Colonization in Groin Linked to MRSA Infection in Adults With HIV

Researchers report that HIV-infected adults are more likely to have methicillin-resistant Staphylococcus aureus (MRSA) infections if the patients have a history of MRSA colonization in the groin or they have had a prior MRSA infection acquired from the community or a health care setting. MRSA colonization is more prevalent among HIV-infected people than among the general U.S. population.

To determine the MRSA risk related to colonization, researchers recruited 600 patients from the Atlanta VA Medical Center. The participants provided a baseline specimen from the anterior nares and groin and supplied two additional specimens at subsequent clinic visits over the next two years. The study aimed to identify participants with MRSA colonization in the nares and the groin and to diagnose MRSA infections.

Initial specimens revealed MRSA colonization in 79 study participants (41 percent in the nares only, 21 percent in the groin only, and 38 percent in both the nares and groin). At the six-month mark, 66 participants had MRSA colonizations; at the twelve-month mark, 62 participants had MRSA colonizations.

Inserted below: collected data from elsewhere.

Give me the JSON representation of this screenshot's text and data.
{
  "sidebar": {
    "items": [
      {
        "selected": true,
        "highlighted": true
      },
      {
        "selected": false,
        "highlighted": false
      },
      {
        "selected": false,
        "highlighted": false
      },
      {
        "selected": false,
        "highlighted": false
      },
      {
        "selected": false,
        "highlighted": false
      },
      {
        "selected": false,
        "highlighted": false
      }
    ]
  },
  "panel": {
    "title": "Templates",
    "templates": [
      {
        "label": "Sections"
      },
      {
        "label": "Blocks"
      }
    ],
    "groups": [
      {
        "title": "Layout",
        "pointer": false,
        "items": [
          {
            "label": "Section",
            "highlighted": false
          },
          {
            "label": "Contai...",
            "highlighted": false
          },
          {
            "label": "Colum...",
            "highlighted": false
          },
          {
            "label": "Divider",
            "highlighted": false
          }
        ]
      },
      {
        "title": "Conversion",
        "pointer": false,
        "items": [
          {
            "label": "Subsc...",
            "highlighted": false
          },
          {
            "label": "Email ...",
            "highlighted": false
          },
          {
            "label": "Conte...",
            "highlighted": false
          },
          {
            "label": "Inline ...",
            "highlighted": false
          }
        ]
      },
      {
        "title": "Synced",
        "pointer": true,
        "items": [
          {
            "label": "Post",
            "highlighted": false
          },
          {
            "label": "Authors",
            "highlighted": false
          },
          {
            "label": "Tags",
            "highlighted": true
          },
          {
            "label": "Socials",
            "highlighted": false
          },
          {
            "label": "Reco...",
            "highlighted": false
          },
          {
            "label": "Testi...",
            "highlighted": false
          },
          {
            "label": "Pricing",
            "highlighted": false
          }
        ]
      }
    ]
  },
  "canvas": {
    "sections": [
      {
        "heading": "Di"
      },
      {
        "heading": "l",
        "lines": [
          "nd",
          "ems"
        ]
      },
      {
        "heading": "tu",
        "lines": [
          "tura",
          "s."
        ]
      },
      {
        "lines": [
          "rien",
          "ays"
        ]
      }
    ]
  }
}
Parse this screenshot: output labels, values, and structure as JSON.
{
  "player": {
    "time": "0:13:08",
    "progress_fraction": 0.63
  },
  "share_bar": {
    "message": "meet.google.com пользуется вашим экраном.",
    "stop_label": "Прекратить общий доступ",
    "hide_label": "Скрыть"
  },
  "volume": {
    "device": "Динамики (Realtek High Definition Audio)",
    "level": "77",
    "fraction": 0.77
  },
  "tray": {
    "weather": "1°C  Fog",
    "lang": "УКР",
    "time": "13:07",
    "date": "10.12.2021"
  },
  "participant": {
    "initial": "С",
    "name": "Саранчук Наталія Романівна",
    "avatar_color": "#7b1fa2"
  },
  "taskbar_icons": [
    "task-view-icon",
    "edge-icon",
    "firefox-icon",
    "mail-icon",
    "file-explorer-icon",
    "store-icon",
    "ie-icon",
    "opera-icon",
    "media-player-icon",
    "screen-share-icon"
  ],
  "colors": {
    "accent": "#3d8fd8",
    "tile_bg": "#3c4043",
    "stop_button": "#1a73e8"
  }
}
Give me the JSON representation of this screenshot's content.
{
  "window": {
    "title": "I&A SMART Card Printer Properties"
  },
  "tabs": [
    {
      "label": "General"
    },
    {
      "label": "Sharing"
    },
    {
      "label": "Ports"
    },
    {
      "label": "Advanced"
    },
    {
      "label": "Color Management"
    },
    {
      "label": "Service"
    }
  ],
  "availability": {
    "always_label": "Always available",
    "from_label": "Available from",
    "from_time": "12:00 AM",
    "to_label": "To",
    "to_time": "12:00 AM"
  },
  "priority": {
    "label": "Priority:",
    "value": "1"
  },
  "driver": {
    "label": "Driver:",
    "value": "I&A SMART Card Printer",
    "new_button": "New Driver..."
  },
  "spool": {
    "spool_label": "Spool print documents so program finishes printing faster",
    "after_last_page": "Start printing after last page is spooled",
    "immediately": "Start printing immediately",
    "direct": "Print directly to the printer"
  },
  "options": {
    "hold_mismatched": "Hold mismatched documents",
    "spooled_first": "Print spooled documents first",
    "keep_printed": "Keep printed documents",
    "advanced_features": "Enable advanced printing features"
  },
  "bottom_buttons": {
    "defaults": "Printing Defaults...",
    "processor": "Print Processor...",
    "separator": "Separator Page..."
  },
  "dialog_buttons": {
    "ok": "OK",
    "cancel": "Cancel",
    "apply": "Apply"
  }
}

During two years of follow-up, 25 study participants developed 29 MRSA infections. Twelve of those who developed MRSA infections during the study had MRSA colonization in the groin only or in the groin and nares at the baseline measurement. The most common MRSA infections during the study were skin, tissue, pneumonia, and bacteremia, and tests found the clinical isolate USA300 in 64 percent of the MRSA infections.

Study authors recommended improved "hygienic practices and decolonization treatment" to eliminate or reduce MRSA colonization and to prevent MRSA infections among HIV-infected adults.

The full report, "Methicillin-Resistant Staphylococcus Aureus Colonization of the Groin and Risk for Clinical Infection among HIV-infected Adults" was published online March 13, 2013, in the journal Emerging Infectious Diseases at URL wwwnc.cdc.gov/eid/article/19/4/12-1353_article.htm.